Os proprietários de agência de viagem Luanny Serra, em Corumbá (MS), e José Nunes Neto, em Assis (SP), consideram que após a pandemia os viajantes serão mais exigentes em relação aos protocolos sanitários das companhias aéreas, hotéis e empresas de receptivo. Adonai Arruda Filho, diretor da operadora BWT e da Serra Verde Express, concorda e acrescenta que, assim como o mundo se adaptou com medidas de segurança em aeroportos depois do 11 de setembro de 2001, a pandemia da covid-19 também deixará suas marcas no mercado. Ele aponta que muitas medidas sanitárias que estão sendo implementadas para a retomada das viagens serão mantidas mesmo após a liberação da vacina. No entanto, Hugo Casoni, diretor de turismo de Piedade (SP), salienta que será necessário apoio do poder público na fiscalização de estabelecimentos, fragilidade essa já exposta pelo MTur.
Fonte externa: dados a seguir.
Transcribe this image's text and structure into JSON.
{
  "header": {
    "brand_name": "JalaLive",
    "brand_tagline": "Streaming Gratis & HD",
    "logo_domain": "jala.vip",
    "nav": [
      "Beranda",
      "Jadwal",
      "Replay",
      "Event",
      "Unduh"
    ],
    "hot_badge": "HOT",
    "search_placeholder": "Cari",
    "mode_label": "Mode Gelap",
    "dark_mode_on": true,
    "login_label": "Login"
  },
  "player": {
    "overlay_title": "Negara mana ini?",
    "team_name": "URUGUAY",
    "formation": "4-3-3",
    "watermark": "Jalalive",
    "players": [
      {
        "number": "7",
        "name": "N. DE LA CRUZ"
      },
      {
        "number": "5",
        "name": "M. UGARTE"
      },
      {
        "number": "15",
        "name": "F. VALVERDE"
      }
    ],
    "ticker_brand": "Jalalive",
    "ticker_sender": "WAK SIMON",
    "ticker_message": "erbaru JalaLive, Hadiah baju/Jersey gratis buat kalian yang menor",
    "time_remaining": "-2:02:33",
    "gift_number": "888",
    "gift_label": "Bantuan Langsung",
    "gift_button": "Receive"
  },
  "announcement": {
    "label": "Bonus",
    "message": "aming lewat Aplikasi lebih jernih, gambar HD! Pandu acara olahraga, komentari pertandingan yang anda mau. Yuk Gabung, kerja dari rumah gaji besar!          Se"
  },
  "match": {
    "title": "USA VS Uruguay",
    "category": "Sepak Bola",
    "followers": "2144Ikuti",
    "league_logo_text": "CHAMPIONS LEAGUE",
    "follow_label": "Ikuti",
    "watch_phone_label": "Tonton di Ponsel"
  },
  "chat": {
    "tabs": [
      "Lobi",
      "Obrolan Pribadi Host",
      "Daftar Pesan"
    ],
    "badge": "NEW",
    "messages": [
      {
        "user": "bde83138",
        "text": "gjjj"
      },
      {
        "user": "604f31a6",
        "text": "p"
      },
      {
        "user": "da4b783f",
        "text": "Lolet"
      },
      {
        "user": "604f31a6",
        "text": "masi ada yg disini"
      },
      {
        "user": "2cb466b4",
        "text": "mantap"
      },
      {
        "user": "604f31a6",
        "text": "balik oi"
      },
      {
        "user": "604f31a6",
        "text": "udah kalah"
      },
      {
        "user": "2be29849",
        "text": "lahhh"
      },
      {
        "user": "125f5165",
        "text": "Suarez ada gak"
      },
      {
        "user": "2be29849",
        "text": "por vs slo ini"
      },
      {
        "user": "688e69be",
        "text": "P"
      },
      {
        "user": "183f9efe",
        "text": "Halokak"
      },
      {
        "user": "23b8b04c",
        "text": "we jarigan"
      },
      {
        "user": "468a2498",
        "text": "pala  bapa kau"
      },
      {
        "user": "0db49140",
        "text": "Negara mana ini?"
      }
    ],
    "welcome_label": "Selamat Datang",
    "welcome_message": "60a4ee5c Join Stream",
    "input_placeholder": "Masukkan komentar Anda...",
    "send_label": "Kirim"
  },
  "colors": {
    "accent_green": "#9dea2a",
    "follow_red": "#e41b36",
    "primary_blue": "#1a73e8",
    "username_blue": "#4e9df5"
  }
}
Pesquisa realizada pelo Panrotas e o TRVL LAB em junho de 2020 com 1.135 viajantes de todas as regiões do Brasil e 300 empresas do setor de turismo, predominantemente agências de viagens, aponta que a expectativa é pessimista em relação à normalização do mercado, estimada para o segundo semestre de 2021. E 35% dos entrevistados também indicaram que o turismo de lazer será prioritariamente regional e rodoviário nos próximos meses. Vale destacar que, em países como França, Espanha, Itália, Chile e Estados Unidos, esse comportamento tem sido comum, com viajantes dando prioridade para viagens nacionais e regionais.
Duék considera que a procura por espaços abertos, destinos regionais e inóspitos é temporária e não uma tendência de mercado. Para ela, só será possível entender o novo desenho do mercado após a liberação da vacina para a covid-19, quando será possível identificar o comportamento dos viajantes e empresas do setor.